Recientemente se puso de moda (política) afirmar que la Argentina tuvo una conducta internacional de confrontación, de chico díscolo. Lo cierto es que la Argentina, desde los tiempos de Roca y durante todo el siglo XX, hasta 1990, se limitó a reafirmar sus derechos y su orgullo nacional ante la agresividad hegemónica de la brillante superpotencia del Norte. Con Yrigoyen y con Perón nos negamos a participar de las guerras de las "potencias centrales" (¡nos exigían la beligerancia como gesto de simpatía!

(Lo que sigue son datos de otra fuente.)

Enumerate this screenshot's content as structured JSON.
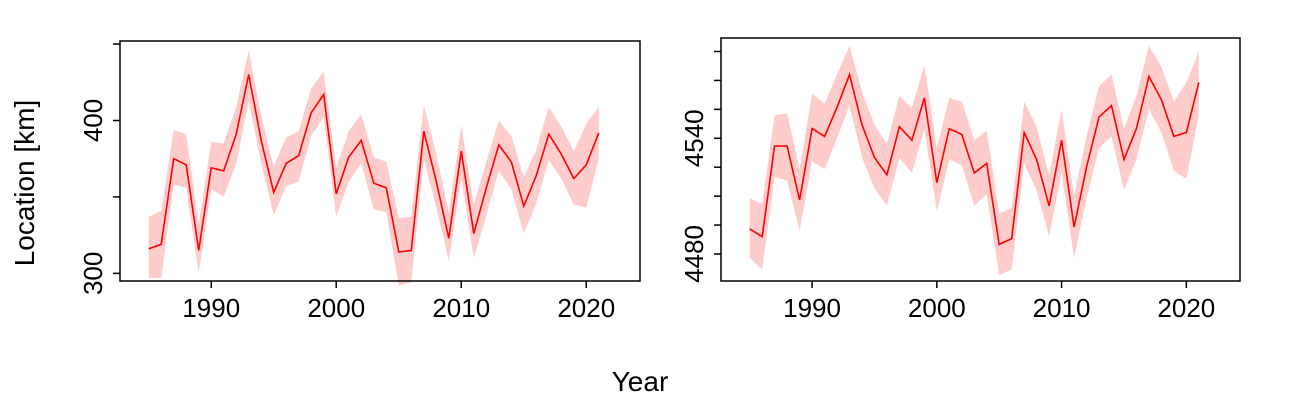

Alguien, hace poco, respondió a esta pretensión...).
En Malvinas, Estados Unidos jugó en contra de los intereses argentinos. Los cohetes side winder modificados y el sistema de información electrónica fueron la mejor ayuda que pudiese recibir Inglaterra para desembarazarse de nuestra heroica Fuerza Aérea.
Lo que nos divide es la distancia emotiva y cultural. Los argentinos nunca vimos en Estados Unidos un modelo. Nuestra calidad de vida supone otra poética, otra sensibilidad, y cierta superioridad cultural. Reflejos mediterráneos, de antigua latinidad.

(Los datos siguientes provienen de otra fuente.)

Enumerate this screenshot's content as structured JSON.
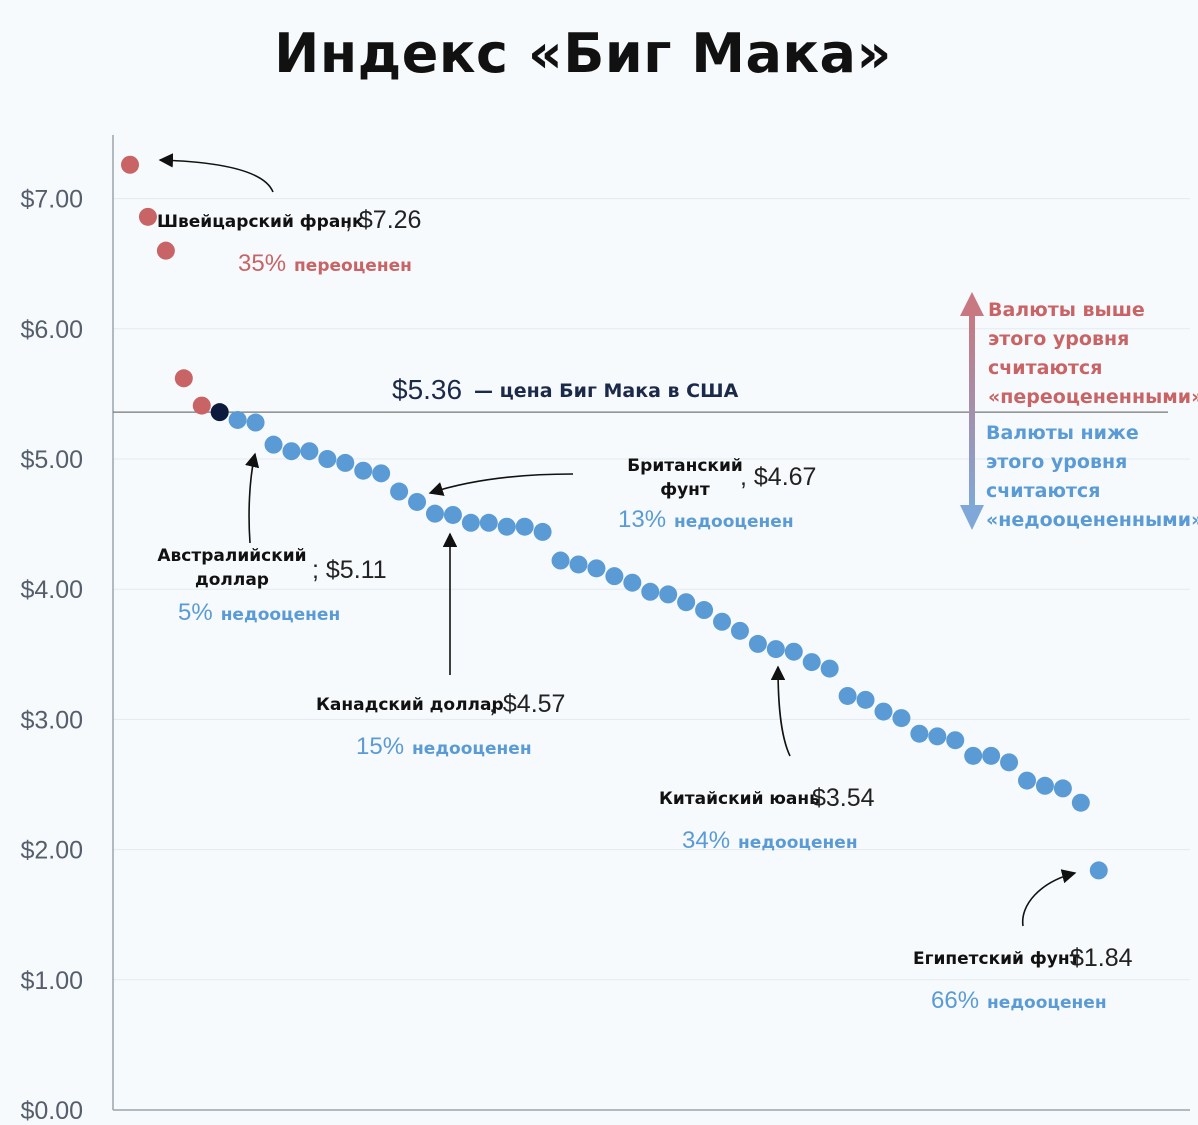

En el apogeo de la Argentina -desde Mitre y la Generación del 80, con los conservadores y luego con Perón, hasta Illia-, Estados Unidos era un apreciado país remoto, sin refinamiento, con cierta torpeza cuáquera. Pero valorábamos su democracia de oportunidades, sus hazañas deportivas, su contracción al estudio. Hollywood, con el Ratón Mickey, Ginger y Roger, Groucho Marx y Bogart, era el mejor rostro, entraba en nuestros corazones. Pero nunca los tuvimos -ni nos tuvieron- cerca, ni siquiera con la visita de Roosevelt, el grande, a Justo.
Qué pena que abandonen la República y que un Augusto texano funde otro imperio y ocupe por fin esa Mesopotamia que muchos ocuparon pero nadie pudo gobernar, incluido Jehová, que tuvo el disgusto de la rebelión de Adán y Eva, pese a que vivían en el Pardés, justo entre el Eufrates y el Tigris.
A Borges le gustaba citar esta expresión: "Un imperio más, una estupidez más".